In my view, I wouldn’t conflate the teaching of this kind of reciprocal analysis with the problem of hitting the books. I’d get them comfy with basic legal analysis first then I’d expose them to legal sources etc.
Sorry to go abstract on you.
I guess that’s one of the things about research – finding the sources tends to get you tangled up with the complexity of the content and then the difficulty of analysing it. Snarky, abstract, or otherwise – much food for thought here. I’m taking notes…
For the record, the Research Record software is written in Java, and runs on Windows (I haven’t tried it on a mac yet). As alpha software it is quite buggy, but it serves a valuable purpose as a proof of concept. I personally would like to see it moved over to a web interface, and it sounds like I’m not alone in that setiment. Much easier to maintain and update that way, and for students, they can use it on which ever computer they happen to be using at the moment (in the computer lab, on their laptop, or at home).

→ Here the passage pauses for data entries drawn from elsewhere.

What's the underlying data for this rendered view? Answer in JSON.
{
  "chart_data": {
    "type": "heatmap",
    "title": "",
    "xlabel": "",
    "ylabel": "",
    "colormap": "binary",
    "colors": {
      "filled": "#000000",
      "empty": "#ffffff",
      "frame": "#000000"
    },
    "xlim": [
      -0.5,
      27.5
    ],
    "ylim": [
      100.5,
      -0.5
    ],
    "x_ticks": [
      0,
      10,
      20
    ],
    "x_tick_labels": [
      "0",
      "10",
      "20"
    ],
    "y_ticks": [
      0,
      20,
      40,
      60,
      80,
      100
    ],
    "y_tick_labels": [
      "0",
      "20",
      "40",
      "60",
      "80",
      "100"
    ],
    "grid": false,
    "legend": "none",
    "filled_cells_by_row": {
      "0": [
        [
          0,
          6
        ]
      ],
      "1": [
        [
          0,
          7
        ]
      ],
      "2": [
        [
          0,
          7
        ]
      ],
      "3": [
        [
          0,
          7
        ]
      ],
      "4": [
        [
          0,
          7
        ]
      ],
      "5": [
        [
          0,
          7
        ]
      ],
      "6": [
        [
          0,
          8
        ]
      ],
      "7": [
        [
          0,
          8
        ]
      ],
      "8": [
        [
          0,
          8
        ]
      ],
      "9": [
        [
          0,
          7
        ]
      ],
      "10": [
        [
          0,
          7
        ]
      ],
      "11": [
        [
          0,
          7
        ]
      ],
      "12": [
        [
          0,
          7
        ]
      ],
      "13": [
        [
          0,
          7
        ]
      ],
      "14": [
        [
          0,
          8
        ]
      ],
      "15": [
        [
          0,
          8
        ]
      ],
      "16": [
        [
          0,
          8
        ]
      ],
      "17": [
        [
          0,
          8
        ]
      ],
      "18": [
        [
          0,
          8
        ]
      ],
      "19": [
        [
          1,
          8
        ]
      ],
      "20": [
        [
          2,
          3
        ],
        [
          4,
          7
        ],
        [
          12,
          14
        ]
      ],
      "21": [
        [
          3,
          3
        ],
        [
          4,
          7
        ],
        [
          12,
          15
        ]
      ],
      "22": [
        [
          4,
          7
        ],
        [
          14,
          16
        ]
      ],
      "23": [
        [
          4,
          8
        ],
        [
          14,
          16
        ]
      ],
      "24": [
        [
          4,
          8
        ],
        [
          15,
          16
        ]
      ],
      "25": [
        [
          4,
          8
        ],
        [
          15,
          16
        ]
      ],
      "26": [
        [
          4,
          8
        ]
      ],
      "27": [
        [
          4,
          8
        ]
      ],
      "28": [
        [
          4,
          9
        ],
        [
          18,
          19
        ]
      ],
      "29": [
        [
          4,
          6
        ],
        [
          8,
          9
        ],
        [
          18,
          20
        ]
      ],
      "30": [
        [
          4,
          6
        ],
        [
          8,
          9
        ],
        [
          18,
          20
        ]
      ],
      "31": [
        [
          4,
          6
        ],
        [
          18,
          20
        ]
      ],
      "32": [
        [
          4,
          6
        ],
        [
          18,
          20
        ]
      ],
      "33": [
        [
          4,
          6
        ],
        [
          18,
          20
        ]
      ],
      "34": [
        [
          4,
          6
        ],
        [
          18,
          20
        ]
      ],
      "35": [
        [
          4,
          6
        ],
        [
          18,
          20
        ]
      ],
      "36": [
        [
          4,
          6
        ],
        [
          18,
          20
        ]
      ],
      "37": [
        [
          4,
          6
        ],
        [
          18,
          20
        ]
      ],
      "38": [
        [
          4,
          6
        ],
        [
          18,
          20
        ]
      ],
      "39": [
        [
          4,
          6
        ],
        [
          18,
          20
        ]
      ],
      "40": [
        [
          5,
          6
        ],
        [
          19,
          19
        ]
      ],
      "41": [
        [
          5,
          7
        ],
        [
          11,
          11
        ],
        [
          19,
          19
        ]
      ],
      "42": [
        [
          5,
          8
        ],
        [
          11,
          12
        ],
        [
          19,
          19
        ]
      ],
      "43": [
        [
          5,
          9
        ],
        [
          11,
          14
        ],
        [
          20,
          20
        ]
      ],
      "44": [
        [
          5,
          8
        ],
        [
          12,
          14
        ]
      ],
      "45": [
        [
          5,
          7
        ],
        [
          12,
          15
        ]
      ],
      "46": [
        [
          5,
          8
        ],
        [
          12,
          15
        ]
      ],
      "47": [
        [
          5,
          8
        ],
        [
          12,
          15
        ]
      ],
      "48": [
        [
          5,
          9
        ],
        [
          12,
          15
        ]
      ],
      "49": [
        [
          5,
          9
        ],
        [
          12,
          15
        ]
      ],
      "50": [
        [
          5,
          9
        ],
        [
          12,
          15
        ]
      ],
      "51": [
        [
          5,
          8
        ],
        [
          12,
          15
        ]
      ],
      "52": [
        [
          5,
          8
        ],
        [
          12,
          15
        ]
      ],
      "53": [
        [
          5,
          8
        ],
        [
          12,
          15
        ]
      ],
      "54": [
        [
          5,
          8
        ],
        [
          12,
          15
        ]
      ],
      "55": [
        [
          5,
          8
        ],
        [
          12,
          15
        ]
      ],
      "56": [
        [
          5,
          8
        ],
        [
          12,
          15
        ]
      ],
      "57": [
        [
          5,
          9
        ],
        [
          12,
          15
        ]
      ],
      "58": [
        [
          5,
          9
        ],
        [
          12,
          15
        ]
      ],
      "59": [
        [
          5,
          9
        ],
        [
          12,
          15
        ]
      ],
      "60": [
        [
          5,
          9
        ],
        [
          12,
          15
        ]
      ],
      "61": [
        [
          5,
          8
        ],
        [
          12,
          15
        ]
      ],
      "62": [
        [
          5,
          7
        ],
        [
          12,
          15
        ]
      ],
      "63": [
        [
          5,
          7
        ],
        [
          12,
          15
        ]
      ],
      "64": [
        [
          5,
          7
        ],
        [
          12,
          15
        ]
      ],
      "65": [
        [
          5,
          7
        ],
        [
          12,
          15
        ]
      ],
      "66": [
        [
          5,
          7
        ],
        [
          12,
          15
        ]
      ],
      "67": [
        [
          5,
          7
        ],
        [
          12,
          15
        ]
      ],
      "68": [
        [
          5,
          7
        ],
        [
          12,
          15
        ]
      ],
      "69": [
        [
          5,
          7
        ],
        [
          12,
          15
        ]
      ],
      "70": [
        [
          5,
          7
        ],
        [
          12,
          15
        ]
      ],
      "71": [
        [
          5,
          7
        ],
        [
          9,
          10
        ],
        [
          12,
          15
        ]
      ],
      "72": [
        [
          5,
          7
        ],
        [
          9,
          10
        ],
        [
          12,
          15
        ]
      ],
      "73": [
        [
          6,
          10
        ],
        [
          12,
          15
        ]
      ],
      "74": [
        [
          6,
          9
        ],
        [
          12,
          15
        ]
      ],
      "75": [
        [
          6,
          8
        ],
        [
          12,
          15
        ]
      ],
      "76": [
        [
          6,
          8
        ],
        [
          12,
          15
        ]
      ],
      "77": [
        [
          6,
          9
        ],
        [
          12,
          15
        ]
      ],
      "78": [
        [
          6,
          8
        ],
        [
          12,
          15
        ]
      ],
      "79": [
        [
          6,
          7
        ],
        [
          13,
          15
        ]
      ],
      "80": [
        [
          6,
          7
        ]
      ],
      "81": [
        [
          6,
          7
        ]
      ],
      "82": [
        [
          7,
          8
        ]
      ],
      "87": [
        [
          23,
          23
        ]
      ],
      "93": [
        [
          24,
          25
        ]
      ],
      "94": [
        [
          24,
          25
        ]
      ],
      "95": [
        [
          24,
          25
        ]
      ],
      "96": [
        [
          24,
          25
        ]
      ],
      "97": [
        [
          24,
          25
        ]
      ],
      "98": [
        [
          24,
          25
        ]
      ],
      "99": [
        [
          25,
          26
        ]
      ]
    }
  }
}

The draw back to this is, that any practicing lawyer would not want to host any client research information on a 3rd party web server. A couple of options I’m exploring to get around this problem are XAMPP, and UniformServer. What both of these software packages allow you to do is to install a LAMP, or WAMP software stack on a computer or even a thumb drive, and run the web application on a desktop PC. This stores the data on the PC or USB thumb drive, getting around the reluctance of lawyers to use 3rd party services.
From the UniformServer web site: The Uniform Server is a WAMP package that allows you to run a server on any MS Windows OS based computer. It is small and mobile to download or move around and can also be used or setup as a production/live server. Developers also use The Uniform Server to test their applications made with either PHP, MySQL, Perl, or the Apache HTTPd Server.
It will be interesting to see how well this works in practice. In particular, I’ll be interested to see how easy it is to upgrade the web application, and maintain the data in the database. For the record, XAMPP will run on Linux, Windows, and Mac OSX computers.